HM: How do you describe the present state of football down here?
RS: The whole country's suffering. But Otago suffers more than Auckland because of finances. Local sport, in general, seems to have lost the ability to raise money. Everyone leans too heavily on grants. I can remember wheeling pigs around in barrows in pubs and strange stuff like that. You wouldn't get people doing that these days.

HM: The current national league? You a fan?
RS: I don't mind it at all. I'd like to see it bigger, with more games, and I'd like to see Otago doing better. But it boils down to resources, and possibly a lack of ambition when it comes to importing players. I believe in giving local players a chance, but you also need some old heads around them. It's not too difficult to get good players. There are millions of very good players in the UK desperate to play somewhere. Advertise for them. I did it myself for Roslyn, and we got 120 replies.

HM: You think Otago United can do something similar?
RS: I'm sympathetic. They're so concerned with just surviving, which has got tougher. Four or five years ago, we had a bit more money when we had Terry Phelan running about. The guy was a top player but he was a waste of time as a coach here. Now we're staggering on, through a depression. But a high priority should be importing a very good player or two.

HM: You must have seen your share of great players.
RS: Yeah. Barney McGarry's family. Three boys, three girls. All played for Otago. Paddy was a classy player but he was a bit chunky like his father. Mike McGarry, obviously. Excellent player. Steve Wooddin would be up there.

HM: If I recall correctly, you went to the 1982 World Cup.
RS: I did. A dream, really. New Zealand, Scotland, Russia and Brazil. I took a month off. My mate and I bought an old Volkswagen in London. We got robbed on our first day in Spain. Lost all my camera equipment. But what a great tournament! I also went to Italy in 1990. And I had an amazing trip with the masters guys to Germany. This big guy marked me who had played about 50 times for Russia. He was about six foot 5. He had this broken English and I wasn't sure if he was saying he was going to take it easy on me or he was going to break my leg.
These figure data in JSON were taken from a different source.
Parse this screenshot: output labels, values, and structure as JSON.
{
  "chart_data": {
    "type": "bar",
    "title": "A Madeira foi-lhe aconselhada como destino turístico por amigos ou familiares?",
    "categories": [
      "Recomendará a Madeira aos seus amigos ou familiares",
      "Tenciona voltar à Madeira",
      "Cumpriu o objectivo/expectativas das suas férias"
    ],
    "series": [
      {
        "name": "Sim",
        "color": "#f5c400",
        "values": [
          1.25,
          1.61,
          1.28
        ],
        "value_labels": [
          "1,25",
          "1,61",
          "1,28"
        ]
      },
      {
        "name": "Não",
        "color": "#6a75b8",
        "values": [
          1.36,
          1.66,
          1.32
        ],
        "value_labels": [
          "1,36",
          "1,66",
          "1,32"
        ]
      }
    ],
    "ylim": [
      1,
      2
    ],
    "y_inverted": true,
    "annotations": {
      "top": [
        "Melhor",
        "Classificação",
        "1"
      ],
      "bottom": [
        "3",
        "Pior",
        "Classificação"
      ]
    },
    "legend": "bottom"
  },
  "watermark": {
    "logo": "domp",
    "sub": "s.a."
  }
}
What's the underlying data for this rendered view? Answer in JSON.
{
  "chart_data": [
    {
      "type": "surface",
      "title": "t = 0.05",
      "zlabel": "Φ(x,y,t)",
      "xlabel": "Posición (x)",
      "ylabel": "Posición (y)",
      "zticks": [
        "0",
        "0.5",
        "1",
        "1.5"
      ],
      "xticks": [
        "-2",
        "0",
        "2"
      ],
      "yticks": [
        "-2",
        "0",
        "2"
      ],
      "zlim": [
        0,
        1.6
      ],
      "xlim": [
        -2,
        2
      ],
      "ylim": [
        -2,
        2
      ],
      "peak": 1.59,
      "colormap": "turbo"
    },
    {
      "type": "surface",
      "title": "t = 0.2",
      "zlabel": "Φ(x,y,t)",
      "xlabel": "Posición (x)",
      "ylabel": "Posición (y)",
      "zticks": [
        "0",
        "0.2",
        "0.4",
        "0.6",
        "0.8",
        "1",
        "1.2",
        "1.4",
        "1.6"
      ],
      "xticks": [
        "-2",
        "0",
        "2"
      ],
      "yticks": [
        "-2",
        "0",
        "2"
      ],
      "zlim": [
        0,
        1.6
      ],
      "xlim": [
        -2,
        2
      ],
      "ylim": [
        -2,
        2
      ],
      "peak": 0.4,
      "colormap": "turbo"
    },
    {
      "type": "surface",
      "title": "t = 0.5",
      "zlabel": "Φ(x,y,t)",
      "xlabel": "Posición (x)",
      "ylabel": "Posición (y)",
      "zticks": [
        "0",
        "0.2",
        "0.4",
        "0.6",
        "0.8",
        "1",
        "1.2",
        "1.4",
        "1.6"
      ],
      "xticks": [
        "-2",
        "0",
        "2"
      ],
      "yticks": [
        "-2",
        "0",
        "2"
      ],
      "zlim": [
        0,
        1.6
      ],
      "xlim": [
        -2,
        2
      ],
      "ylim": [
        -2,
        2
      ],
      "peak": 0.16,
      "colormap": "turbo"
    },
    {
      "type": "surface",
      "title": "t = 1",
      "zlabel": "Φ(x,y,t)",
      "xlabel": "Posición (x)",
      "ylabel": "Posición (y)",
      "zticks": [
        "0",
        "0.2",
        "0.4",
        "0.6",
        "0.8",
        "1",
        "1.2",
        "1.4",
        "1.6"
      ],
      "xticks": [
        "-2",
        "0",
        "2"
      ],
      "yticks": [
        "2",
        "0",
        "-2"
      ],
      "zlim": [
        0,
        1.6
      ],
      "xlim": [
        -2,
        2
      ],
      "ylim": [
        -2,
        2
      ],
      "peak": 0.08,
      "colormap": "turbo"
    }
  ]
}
It was an extremely well-organised tournament.

HM: Were you in Wellington the night the All Whites beat Bahrain?
RS: I sure was. That was another epic situation. All the old Otago guys turned up and congregated at a pub.

HM: What's the key to covering a football game?
RS: I believe you've got to do your homework. It fascinates me when a TV guy comes up and asks who the No 9 is or whatever. It's good to find out about the players, and see if the coaches can tell you bits and pieces. It's not rocket science.

HM: Still enjoying it?
RS: Yeah. Some games seem to last longer than others. But that's just a sign it's a bad game.